By any reasonable measure, the past three months have been among the most aggravating quarters on record for the investment markets. The debt ceiling debate, constant dithering in Europe over whether or not Eurozone members should be allowed to default on their sovereign debt, partisan bickering, the downgrade of U.S. government debt, continued unemployment and a general unsettled feeling about the economic recovery have all combined to put investors in a pessimistic mood. When people are pessimistic about the future, they sell–as they did, steadily and persistently, through what will be remembered as the gloomy summer of 2011.
But is the outlook all negative? We would argue that it is not. For example:
- Supply shortages of oil have eased from the start of the year, causing oil prices to drop.

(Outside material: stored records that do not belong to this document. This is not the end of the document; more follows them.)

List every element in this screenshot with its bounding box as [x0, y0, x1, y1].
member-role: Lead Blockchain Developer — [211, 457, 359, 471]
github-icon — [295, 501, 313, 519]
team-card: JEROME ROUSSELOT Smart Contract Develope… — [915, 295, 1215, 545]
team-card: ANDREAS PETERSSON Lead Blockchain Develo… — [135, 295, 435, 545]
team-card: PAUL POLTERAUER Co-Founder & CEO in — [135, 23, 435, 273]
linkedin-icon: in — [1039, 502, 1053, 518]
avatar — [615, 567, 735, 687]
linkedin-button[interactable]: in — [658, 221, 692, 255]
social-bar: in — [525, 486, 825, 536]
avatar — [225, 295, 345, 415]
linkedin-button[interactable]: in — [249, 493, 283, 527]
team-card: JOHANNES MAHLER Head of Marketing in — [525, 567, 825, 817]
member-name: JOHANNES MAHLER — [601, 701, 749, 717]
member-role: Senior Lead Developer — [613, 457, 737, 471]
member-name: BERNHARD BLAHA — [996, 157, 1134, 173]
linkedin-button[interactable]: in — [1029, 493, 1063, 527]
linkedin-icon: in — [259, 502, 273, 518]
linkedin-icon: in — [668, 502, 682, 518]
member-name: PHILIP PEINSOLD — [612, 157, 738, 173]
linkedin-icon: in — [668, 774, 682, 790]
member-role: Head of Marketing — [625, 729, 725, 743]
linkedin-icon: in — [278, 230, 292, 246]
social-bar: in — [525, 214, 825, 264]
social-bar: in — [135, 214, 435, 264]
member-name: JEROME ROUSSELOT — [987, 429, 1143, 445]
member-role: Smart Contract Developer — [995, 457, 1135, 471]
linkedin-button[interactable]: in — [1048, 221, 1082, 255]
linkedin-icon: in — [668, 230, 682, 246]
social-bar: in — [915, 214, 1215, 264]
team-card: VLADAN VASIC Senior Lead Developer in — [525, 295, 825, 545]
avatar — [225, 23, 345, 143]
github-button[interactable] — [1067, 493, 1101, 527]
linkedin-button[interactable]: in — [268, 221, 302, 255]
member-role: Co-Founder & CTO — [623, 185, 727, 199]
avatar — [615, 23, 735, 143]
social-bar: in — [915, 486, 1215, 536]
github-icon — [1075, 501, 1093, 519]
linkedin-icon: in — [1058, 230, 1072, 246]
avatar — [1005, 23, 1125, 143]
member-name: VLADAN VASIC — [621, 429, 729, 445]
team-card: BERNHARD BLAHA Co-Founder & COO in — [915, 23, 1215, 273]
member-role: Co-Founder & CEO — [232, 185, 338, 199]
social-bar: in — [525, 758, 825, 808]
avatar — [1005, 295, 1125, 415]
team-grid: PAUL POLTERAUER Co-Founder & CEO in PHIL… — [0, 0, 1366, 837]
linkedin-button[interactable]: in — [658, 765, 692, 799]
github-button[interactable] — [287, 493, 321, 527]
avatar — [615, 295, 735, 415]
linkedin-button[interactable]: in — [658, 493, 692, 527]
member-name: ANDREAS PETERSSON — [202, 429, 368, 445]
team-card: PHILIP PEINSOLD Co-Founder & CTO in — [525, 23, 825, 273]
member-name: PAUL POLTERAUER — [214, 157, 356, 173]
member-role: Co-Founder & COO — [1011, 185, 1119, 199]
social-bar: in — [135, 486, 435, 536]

This results in more money in the pockets of drivers (to save or pay down debt perhaps).
- Consumers have paid down enormous amounts of debt over the past three years, bringing them in line with where the consumer debt burden has been for the past 30 years.
- Mortgage rates are at historical lows (in the high 3%’s) leaving those who qualify with lower payments and more cash in their pockets.
- Corporate profits and cash levels remain at record high levels (over $2 trillion), making cash available for dividend distributions, share buy-backs, acquisitions, mergers and growth.
With any good news hiding behind headlines about U.S. and European sovereign debt levels, it is hard to predict that the markets will rally decisively. But it is also difficult to bet against a sudden shift in sentiment, especially since there have been so many in the past few years. The wisest investors tend to see the optimistic side of the situation when the markets are the gloomiest, and see the dark clouds gathering when everyone else is enjoying a strong run-up in stocks.
Despite what you hear on the financial news channels, nobody really knows how long stocks will remain “on sale” or how long it will take for the global economy to finally sort itself out and begin growing consistently again. We DO know, from past experience, that eventually the economy recovers from even the most severe shocks, and (again, eventually) the markets return to an upward trajectory. History tells us that a recovery is inevitable, and it is likely underway somewhere behind the negative press, partisan bickering and occasional market panics.
When investors figure that out, there will most likely be another bull run and people in that happy time will forget all over again that stocks can go down as well as up. That’s when you’ll hear our lonely voices talking about downside risks and the advantages of holding sizeable allocations to low volatility assets.